Transglutaminase products. The better recognized catalytic activity is the cross-linking activity which leads to N-(γ-glutamyl)-lysine bond formation or to the incorporation of any of various primary amines (e.g. aliphatic PAs) at a glutamyl (former Gln) residue of a substrate protein. (A) The three main aliphatic polyamines present in plants, putrescine (PU), spermidine (SD) and spermine (SM), have different backbone length and numbers of positive charges. (B) PAs (putrescine is the example illustrated) covalently bound to a single protein glutamyl residue by transglutaminase-action, forming mono-(γ-glutamyl)-PA derivatives as shown in Fig 1, or to two glutamyl residues, each located on the same or separate proteins, forming bis-(γ-glutamyl)-PA derivatives.

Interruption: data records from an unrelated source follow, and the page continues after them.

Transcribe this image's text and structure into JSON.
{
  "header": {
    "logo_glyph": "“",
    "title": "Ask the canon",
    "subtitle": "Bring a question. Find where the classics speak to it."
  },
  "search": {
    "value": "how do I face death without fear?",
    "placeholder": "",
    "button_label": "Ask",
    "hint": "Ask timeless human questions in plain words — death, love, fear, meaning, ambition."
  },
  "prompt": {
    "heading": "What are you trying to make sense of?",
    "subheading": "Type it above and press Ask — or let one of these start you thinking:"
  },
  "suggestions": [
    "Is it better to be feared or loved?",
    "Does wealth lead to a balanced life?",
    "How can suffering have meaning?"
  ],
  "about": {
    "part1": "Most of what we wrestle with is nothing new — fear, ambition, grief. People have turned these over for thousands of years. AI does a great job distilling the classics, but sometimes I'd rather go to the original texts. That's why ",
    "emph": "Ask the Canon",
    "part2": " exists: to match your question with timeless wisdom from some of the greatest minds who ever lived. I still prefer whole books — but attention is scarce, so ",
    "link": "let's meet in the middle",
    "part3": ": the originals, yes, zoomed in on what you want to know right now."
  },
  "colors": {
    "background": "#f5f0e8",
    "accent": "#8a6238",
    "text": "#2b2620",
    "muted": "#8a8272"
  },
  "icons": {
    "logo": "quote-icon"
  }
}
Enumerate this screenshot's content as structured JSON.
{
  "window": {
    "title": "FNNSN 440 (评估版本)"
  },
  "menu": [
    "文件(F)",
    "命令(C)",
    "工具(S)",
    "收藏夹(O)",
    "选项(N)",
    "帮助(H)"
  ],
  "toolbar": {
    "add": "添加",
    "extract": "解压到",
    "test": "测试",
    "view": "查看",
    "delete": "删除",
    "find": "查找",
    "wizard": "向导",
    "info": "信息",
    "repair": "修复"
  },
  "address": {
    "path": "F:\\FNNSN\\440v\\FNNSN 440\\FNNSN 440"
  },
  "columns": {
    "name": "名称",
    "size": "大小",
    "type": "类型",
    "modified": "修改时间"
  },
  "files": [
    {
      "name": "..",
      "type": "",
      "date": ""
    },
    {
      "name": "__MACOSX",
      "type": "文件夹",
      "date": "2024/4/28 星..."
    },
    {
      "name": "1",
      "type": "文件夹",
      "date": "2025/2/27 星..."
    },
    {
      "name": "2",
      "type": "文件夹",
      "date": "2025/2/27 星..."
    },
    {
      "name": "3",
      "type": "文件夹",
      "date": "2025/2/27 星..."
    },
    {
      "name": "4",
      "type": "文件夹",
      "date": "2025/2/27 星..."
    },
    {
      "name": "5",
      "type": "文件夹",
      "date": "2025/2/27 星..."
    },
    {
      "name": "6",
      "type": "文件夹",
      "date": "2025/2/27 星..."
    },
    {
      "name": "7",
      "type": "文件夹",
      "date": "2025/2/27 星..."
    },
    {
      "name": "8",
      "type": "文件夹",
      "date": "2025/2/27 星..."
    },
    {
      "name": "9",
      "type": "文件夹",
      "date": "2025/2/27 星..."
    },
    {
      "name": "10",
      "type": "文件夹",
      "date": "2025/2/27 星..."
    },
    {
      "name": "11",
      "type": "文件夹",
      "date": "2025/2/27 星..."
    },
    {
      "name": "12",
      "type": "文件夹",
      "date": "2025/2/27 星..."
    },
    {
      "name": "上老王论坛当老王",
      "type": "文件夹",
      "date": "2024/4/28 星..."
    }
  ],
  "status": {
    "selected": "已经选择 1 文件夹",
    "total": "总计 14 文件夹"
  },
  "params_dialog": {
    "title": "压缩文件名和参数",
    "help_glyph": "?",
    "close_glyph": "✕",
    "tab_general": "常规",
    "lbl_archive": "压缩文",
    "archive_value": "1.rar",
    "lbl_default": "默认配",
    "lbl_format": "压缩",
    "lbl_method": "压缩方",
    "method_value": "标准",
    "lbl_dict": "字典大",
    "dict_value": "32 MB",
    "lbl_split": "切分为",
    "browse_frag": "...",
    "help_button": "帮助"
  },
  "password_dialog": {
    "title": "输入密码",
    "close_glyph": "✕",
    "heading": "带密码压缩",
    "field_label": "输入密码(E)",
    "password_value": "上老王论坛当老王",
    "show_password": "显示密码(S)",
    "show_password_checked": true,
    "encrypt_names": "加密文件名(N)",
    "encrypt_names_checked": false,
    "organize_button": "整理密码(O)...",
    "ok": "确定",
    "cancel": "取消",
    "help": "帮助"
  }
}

The ‘bridges’ produced in the latter case have a different length according to the molecular length of the PA involved. The formation of mono-derivatives of PAs (the ‘cationization’ of a protein), although not relevant to the thermodynamic properties of the side-chain, causes a very relevant shift in the protein's solubility, stability and conformation, and affects its interaction with other molecules. (C) Glu (former Gln) and Lys residues covalently bound by transglutaminase, forming a cross-link shorter than that formed with PAs.

Fig. 3.

Location of transglutaminases in the plant cell. This class of enzyme has been found in cellular compartments of different plants as here schematically summarized. In chloroplasts, some transglutaminases of different molecular mass have been found both in the stroma, where the substrate is Rubisco, and in thylakoids, where the substrates are mainly the light-harvesting complexes (LHCII). The enzyme is also present in the cytosol, where tubulin and actin have been identified as substrates. The occurrence in the microsomal fraction and in the cell wall of TGases of the same molecular mass suggests the hypothesis that the enzyme was secreted through Golgi vesicles into the cell wall, where polyamines, known to be present, might be conjugated to various unidentified structural or enzymatic wall proteins.